GiG cuts losses as revenue climbs 34.8% in 2020
Revenue for the 12 months to 31 December 2020 amounted to €63.0m (£54.4m/$76.7m), up from €44.1m in the previous financial year.
GiG did not publish a full breakdown of its performance during the year. However, chief executive Richard Brown did say the business reached a number of “significant milestones” on it journey to become a leading B2B platform and media supplier in the igaming industry.
Among the highlights for GiG in 2020 was the launch of a new online casino brand with SkyCity Malta, a subsidiary of New Zealand-based SkyCity Entertainment Group.
GiG also agreed a strategic partnership with Genius Sports Group’s Betgenius to offer a fully integrated sportsbook and platform solution for operators in regulated markets worldwide.
In addition, GiG signed platform services deals and similar agreements with a range of new clients throughout the year, which in turn helped to grow revenue.
“I am very excited to see the work put in throughout the teams and across the company to deliver such impressive full year results for the new look, B2B only GiG,” Brown said.
Cost of sales for the year reached €3.0m, leaving a gross profit of €60.1m, while total operating expenses amounted to €49.3m, resulting in €10.7m in earnings before interest, tax, depreciation and amortisation (EBITDA), up 214.7% year-on-year.
Depreciation and amortisation costs totalled €12.1m, while the amortisation of acquired affiliate assets stood at €7.3m, leaving GiG with a loss before interest and tax of €8.7m, compared to €24.1m in 2019.
Financial expenses stood at €6.4m, and after taking into account bond losses and other income, loss before tax was €15.6m, an improvement on €32.3m in the previous year.
GiG paid €323,000 in income tax, meaning loss from continuing operations was €15.9m, less than half the €33.0m loss posted at the end of 2019. When also accounting for a €1.8m loss from discontinued operations, and a €174,000 loss from foreign exchange differences, comprehensive loss was €17.9m, compared to €66.2m in 2019.
GiG said the comparable 2019 results included a €31.7m loss from discontinued operations, primarily its existing B2C operations that were sold in April 2020 to Betsson in a deal worth €33.0m. The B2C assets included the Rizk, Guts, Kaboo and Thrills brands.

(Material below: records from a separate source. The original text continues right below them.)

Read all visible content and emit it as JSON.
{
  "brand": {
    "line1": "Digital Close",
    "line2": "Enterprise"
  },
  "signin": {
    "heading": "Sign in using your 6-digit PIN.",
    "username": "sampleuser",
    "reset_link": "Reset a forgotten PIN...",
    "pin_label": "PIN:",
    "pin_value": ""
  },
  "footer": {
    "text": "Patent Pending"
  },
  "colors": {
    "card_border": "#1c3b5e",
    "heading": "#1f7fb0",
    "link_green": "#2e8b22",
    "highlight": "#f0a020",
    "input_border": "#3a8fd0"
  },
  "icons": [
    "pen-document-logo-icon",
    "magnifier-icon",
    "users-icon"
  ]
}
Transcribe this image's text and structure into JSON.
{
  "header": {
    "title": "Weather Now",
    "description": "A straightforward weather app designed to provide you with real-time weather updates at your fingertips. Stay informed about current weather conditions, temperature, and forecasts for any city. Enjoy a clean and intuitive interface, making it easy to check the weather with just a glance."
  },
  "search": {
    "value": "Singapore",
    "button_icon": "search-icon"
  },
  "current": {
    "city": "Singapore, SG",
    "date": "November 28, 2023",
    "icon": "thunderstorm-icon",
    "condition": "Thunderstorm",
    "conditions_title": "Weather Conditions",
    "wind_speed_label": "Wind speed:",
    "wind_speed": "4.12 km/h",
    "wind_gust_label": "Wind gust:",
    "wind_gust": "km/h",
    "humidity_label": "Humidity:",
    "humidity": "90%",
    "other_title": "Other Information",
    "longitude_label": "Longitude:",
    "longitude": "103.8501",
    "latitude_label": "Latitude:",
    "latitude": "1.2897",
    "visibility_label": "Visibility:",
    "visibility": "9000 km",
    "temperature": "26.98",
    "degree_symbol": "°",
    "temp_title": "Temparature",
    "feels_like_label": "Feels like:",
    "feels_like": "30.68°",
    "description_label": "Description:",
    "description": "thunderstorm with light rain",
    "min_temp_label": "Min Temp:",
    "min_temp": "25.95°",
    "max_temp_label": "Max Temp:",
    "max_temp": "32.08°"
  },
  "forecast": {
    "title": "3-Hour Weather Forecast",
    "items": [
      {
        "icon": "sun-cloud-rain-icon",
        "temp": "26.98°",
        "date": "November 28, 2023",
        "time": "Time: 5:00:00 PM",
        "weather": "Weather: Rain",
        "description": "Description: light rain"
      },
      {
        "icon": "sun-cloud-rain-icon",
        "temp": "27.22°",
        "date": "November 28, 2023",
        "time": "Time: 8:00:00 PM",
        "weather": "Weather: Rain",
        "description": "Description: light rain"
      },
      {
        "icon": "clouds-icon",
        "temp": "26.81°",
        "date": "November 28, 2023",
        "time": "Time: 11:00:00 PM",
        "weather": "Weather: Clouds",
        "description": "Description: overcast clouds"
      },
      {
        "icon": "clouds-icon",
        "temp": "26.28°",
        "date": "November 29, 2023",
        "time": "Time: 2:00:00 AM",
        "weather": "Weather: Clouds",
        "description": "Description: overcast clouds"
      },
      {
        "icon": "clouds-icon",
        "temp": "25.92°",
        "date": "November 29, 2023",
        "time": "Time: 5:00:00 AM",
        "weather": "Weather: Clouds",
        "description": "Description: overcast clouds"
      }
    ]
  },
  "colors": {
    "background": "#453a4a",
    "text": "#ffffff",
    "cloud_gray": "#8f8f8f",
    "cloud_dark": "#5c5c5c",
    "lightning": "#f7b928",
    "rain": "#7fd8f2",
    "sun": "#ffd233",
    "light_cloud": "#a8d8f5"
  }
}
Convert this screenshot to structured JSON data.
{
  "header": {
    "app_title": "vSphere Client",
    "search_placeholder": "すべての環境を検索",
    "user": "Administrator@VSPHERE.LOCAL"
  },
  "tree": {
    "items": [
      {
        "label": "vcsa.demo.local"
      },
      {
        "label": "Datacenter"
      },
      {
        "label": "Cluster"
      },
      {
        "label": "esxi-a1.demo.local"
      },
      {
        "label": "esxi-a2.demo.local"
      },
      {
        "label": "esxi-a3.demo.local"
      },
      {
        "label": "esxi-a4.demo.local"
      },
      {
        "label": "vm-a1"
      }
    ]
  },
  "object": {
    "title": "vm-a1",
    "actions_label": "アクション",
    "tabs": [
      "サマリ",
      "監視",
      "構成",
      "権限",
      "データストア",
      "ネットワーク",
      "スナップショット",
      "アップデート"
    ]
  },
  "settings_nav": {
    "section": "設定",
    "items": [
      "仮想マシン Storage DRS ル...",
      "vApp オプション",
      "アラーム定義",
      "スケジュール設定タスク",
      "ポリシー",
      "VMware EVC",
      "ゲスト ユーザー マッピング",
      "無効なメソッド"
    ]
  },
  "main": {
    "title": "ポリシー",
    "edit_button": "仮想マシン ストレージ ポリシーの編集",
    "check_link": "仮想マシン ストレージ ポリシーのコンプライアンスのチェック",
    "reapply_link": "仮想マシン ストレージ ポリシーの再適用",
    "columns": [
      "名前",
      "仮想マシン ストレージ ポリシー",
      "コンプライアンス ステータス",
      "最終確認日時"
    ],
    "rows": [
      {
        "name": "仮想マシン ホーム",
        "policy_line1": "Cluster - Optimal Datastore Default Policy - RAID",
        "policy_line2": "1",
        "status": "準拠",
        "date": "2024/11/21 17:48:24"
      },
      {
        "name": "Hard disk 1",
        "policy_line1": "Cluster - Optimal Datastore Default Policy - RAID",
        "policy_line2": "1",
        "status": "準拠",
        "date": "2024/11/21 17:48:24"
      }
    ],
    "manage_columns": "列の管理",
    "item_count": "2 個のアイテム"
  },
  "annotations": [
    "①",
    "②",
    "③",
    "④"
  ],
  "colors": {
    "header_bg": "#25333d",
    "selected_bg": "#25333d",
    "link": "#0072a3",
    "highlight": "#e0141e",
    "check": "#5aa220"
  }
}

“The revenue and EBITDA growth is a testament to what has been built up through this year, and we are looking forward towards the continued improving results and growth as the actions through the second half of the year start to be delivered in 2021 and beyond,” Brown said.
The supplier also published results for its fourth quarter, during which revenue was up 66.4% year-on-year to €17.3m. This included revenue from Sky City, which GiG began working with in Q3.
Platform services revenue in Q4 was up 88.4 % to €8.1m, while media services revenue also increased by 30.0% to €9.0m, helped by an all-time high revenue result in December.
Sports betting revenue amounted to €200,000 in Q4, during which the new strategic partnership with Betgenius was implemented into operations. This brought together GiG’s platform technology with Betgenius’ end-to-end live data, trading and risk management services.
Five brands operated with GiG sportsbook in Q4, with an additional four in the pipeline for integration in 2021.
Cost of sales was €830,00 in the quarter, leaving a gross profit of €16.4m, while operating costs reached €12.3m, resulting in €4.1m in EBITDA, up from just €91,000 in the previous year.
Depreciation and amortisation costs stood at €2.8m and GiG also noted €1.5m in amortisation costs related to acquired affiliate assets, leaving a loss before interest and tax of €143,000, compared to a €6.8m loss in Q4 2019.
After accounting for financial costs, loss before tax was €3.6m, an improvement on €11.8m in the previous year. GiG paid €58,000 in tax, leaving a €3.7m loss from continuing operation for the period, compared to €12.1m in 2019.
In terms of discontinued operations, GiG noted a loss of €449,000, much lower than €35.8m in the previous year, meaning its total comprehensive loss for the quarter was €4.2m, a significant improvement from the €49.2 loss in Q4 of the previous year.